Perhaps we embrace our hectic lives to brag about it to our peers. We compare our schedules with our friends, claiming that we’re busier and more tired, as if there is a reward attached to our sleep deprivation.
It’s easy to believe the lies hustle culture feeds us. One of those lies is that less sleep equals higher levels of productivity. More time awake means more time to get things done, right?
According to the Behavioral Risk Factor Surveillance System (BRFSS), insufficient sleep is defined as an average of less than seven hours a night. As much as we want it to, six or seven hours just won’t cut it.

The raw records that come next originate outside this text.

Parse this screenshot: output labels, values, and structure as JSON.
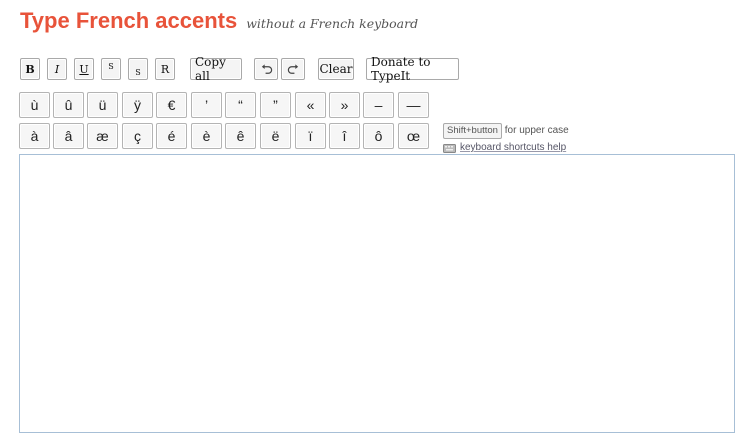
{
  "header": {
    "title": "Type French accents",
    "subtitle": "without a French keyboard"
  },
  "toolbar": {
    "bold": "B",
    "italic": "I",
    "underline": "U",
    "superscript": "S",
    "subscript": "S",
    "reset": "R",
    "copy_all": "Copy all",
    "clear": "Clear",
    "donate": "Donate to TypeIt"
  },
  "keys": {
    "row1": [
      "ù",
      "û",
      "ü",
      "ÿ",
      "€",
      "’",
      "“",
      "”",
      "«",
      "»",
      "–",
      "—"
    ],
    "row2": [
      "à",
      "â",
      "æ",
      "ç",
      "é",
      "è",
      "ê",
      "ë",
      "ï",
      "î",
      "ô",
      "œ"
    ]
  },
  "help": {
    "shift_key": "Shift+button",
    "shift_text": "for upper case",
    "shortcuts_link": "keyboard shortcuts help"
  },
  "editor": {
    "value": ""
  }
}
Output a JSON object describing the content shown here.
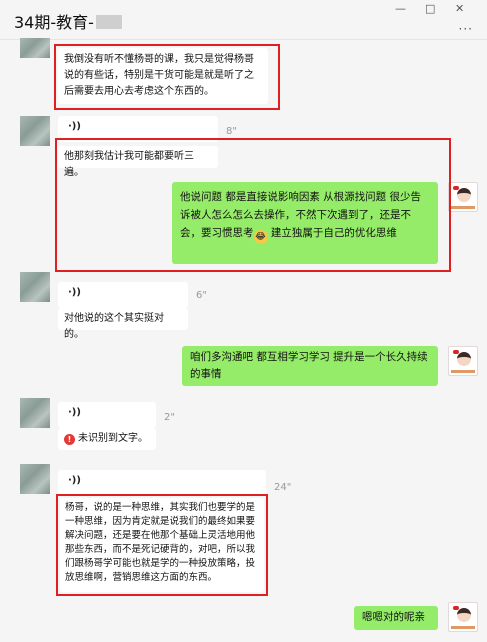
{
  "window": {
    "title": "34期-教育-",
    "min_icon": "—",
    "max_icon": "□",
    "close_icon": "✕",
    "more_icon": "···"
  },
  "messages": {
    "m1_text": "我倒没有听不懂杨哥的课，我只是觉得杨哥说的有些话，特别是干货可能是就是听了之后需要去用心去考虑这个东西的。",
    "m2_voice_icon": "·))",
    "m2_duration": "8\"",
    "m2_text": "他那刻我估计我可能都要听三遍。",
    "m3_text_a": "他说问题  都是直接说影响因素  从根源找问题  很少告诉被人怎么怎么去操作，不然下次遇到了，还是不会，要习惯思考",
    "m3_emoji": "😂",
    "m3_text_b": " 建立独属于自己的优化思维",
    "m4_voice_icon": "·))",
    "m4_duration": "6\"",
    "m4_text": "对他说的这个其实挺对的。",
    "m5_text": "咱们多沟通吧   都互相学习学习   提升是一个长久持续的事情",
    "m6_voice_icon": "·))",
    "m6_duration": "2\"",
    "m6_error_icon": "!",
    "m6_error": "未识别到文字。",
    "m7_voice_icon": "·))",
    "m7_duration": "24\"",
    "m7_text": "杨哥，说的是一种思维，其实我们也要学的是一种思维，因为肯定就是说我们的最终如果要解决问题，还是要在他那个基础上灵活地用他那些东西，而不是死记硬背的，对吧，所以我们跟杨哥学可能也就是学的一种投放策略，投放思维啊，营销思维这方面的东西。",
    "m8_text": "嗯嗯对的呢亲"
  },
  "colors": {
    "self_bubble": "#95ec69",
    "other_bubble": "#ffffff",
    "highlight_box": "#e02020",
    "error": "#e53935"
  }
}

In his TEDx Talk “The Science of Sleep,” Dr. Matthew Carter highlights how college students have normalized sleep deprivation. He compares this bad habit to that of smoking and eating only junk food.
“The effects of being sleep deprived all the time can be just as bad as smoking and just as bad as eating too much junk food, and yet lots of students would actually choose to go to a college where everyone looks sleep deprived because it looks like it’s a really hard working college where people are very productive and achieving great things,” said Carter.
Hustle culture has allowed us to believe that productivity is more important than our physiological needs. The truth is, our productivity increases when we are well-rested. Our minds are clear and we are able to do much more with the time given to us.
Hustle culture also tries to convince us that we don’t have time for rest or relationships, that work is what we live for. Though our studies are in fields we are interested in and passionate about, they are still demanding and take a toll on us mentally, physically and emotionally. We all need a break at some point, and acting like we don’t will only lead to burnout.
After all, we are only human. Hustle culture tries to convince us that we can do it all by ourselves through sheer willpower and fierce independence. But truthfully, we are fragile and frail. We are dependent on others and the rest their company provides. We need time for our minds to wander free from the constant beckoning of our busy schedules.
The longer we sit in the mentality surrounding hustle culture and toxic productivity, the more likely we will take the fruits of this thought pattern into adulthood. We can prevent falling into this trap by remembering that life extends beyond a job or career. We work to live, not live to work.